Minority students make up 29 percent of the class of 2003 and 20 percent of the class of 2002, according to 1999 figures. ORL's study -- which surveyed nearly 90 percent of the 2002 and 2003 classes -- found 21 percent of Greek-affilliated students to be part of a racial minority.
Although there is a small disparity between the percentages for the Greek system and Dartmouth as a whole, the gap has been closing over the past years, said Greek Leadership Council Public Relations Manager John Lawrence '03.
But because concrete figures did not exist until recently, it is hard to say exactly how much or how rapidly the gap has been closing.
Many CFS organization members said there still exists the perception that Dartmouth's Greek houses are not diverse, despite only a small disparity in actual percentages. They blamed stereotypes and the lingering memories of a less inclusive system.
Dartmouth's Dean of Pluralism Tommy Woon agreed, saying, "Our perceptions haven't caught up with reality."
Director of the Center for Women and Gender Giovanna Munafro cited differences in culture as a factor contributing to this perception.
Some students of color may find it very difficult to present themselves to people who on the surface seem very different, Munafo said, suggesting that the social values and practices in many Greek houses -- including heavy drinking -- are not part of the "life experience" of many minority students.
Karim Marshall '03, president of the historically black Alpha Phi Alpha fraternity, agreed, saying that "pong is boring" for many blacks, and that the idea of drinking in order to get really drunk "is foreign to me."
Panhellenic Council President Ann Chang '03 cited stereotypical images of sororities as possible deterrents for minority women, explaining that her sorority, Kappa Kappa Gamma, is perceived by many as "all white and blonde." She said that sorority members actively work to dispel these perceptions so that women are not put off by them.
But the compressed timeline of sorority rush may complicate such attempts. Under the current system, women often join Greek organizations after only three or four formal interactions with women in a given sorority.
Several fraternity presidents also agreed that stereotypes, myths and history are partly to blame for the perception that Greek houses are not diverse or open to minorities.
Sigma Phi Epsilon President Patrick Granfield '03 explained that part of the problem is that the Greek system at Dartmouth is not historically diverse.
"It's all connected to the past," Alpha Delta fraternity member Kapono Chong-Hanssen '03 said. He added that, while negative events at Greek houses will resonate in the Dartmouth community for years, "good things" are hardly ever noticed. He noted that last summer, AD held tails with Delta Sigma Theta, a historically-black sorority.

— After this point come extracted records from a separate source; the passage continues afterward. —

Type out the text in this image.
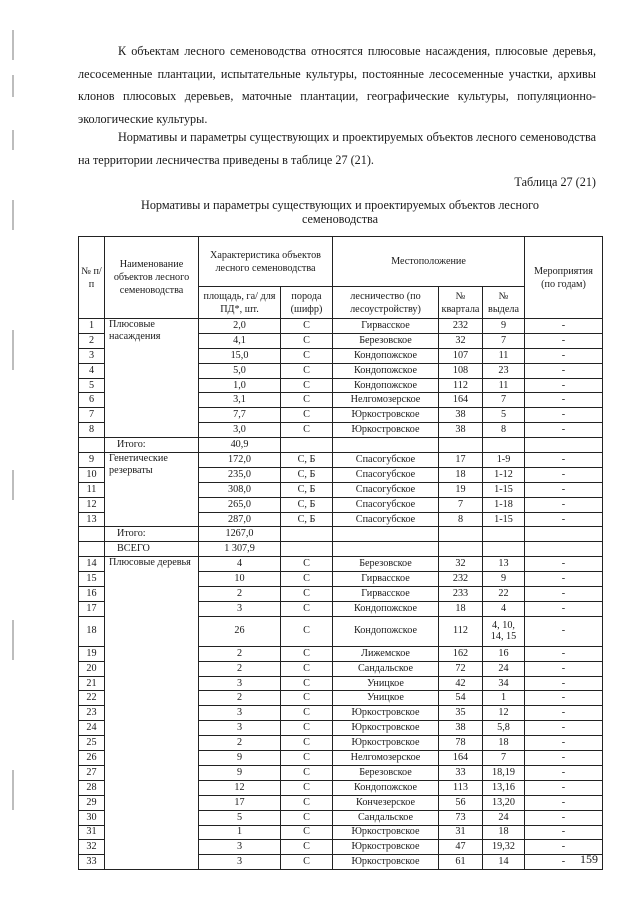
К объектам лесного семеноводства относятся плюсовые насаждения, плюсовые деревья, лесосеменные плантации, испытательные культуры, постоянные лесосеменные участки, архивы клонов плюсовых деревьев, маточные плантации, географические культуры, популяционно-экологические культуры.

Нормативы и параметры существующих и проектируемых объектов лесного семеноводства на территории лесничества приведены в таблице 27 (21).

Таблица 27 (21)
Нормативы и параметры существующих и проектируемых объектов лесного семеноводства
№ п/п	Наименование объектов лесного семеноводства	Характеристика объектов лесного семеноводства		Местоположение			Мероприятия (по годам)
		площадь, га/ для ПД*, шт.	порода (шифр)	лесничество (по лесоустройству)	№ квартала	№ выдела	
1	Плюсовые насаждения	2,0	С	Гирвасское	232	9	-
2		4,1	С	Березовское	32	7	-
3		15,0	С	Кондопожское	107	11	-
4		5,0	С	Кондопожское	108	23	-
5		1,0	С	Кондопожское	112	11	-
6		3,1	С	Нелгомозерское	164	7	-
7		7,7	С	Юркостровское	38	5	-
8		3,0	С	Юркостровское	38	8	-
	Итого:	40,9					
9	Генетические резерваты	172,0	С, Б	Спасогубское	17	1-9	-
10		235,0	С, Б	Спасогубское	18	1-12	-
11		308,0	С, Б	Спасогубское	19	1-15	-
12		265,0	С, Б	Спасогубское	7	1-18	-
13		287,0	С, Б	Спасогубское	8	1-15	-
	Итого:	1267,0					
	ВСЕГО	1 307,9					
14	Плюсовые деревья	4	С	Березовское	32	13	-
15		10	С	Гирвасское	232	9	-
16		2	С	Гирвасское	233	22	-
17		3	С	Кондопожское	18	4	-
18		26	С	Кондопожское	112	4, 10, 14, 15	-
19		2	С	Лижемское	162	16	-
20		2	С	Сандальское	72	24	-
21		3	С	Уницкое	42	34	-
22		2	С	Уницкое	54	1	-
23		3	С	Юркостровское	35	12	-
24		3	С	Юркостровское	38	5,8	-
25		2	С	Юркостровское	78	18	-
26		9	С	Нелгомозерское	164	7	-
27		9	С	Березовское	33	18,19	-
28		12	С	Кондопожское	113	13,16	-
29		17	С	Кончезерское	56	13,20	-
30		5	С	Сандальское	73	24	-
31		1	С	Юркостровское	31	18	-
32		3	С	Юркостровское	47	19,32	-
33		3	С	Юркостровское	61	14	- 159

Alpha Phi Alpha's Marshall cited a "ghetto" party that occurred in 1998, as well as parties with luau and "Gangsta' Love" themes in 1999 and last month, respectively, cancelled by their planners when they began generating controversy. Marshall said that such incidents are explained away and that the organizers rarely understand or even care why others are upset.
These attitudes, not the race of members, may deter minority students, Marshall said, suggesting that Kappa Kappa Kappa fraternity -- known for having a significant proportion of members of Asian background -- would not hold such parties.
In searching to make the Greek system more inclusive, though, house members and administrators disagreed.
Representatives from the Office of Pluralism and Leadership have been working with all Greek houses in order to increase inclusivity and diversity, Munafo said.
But many Greek leaders are skeptical about the usefulness of administrative prescriptions.
According to Granfield, Sig Ep is already very open and diverse and the administration just wants tangible evidence of the house's efforts.
Alpha Delta President Daniel Brown '03 and Chong-Hanssen agreed that individual interests in diverse activities, not official mandates, are what make their house inclusive as a whole.
"Programs can only work to a certain point," Brown said. He added that positive interactions can't always be pre-programmed and that he didn't think administrative rules would "make any difference in the end."
Greek leaders stressed that in considering diversity within their houses and at Dartmouth as a whole, it is important to consider a definition that goes beyond simple racial statistics.
Marshall described diversity as social, ideological, intellectual, regional and socioeconomic. Granfield cited race, ethnicity, religion, politics and sexual orientation as different facets of diversity.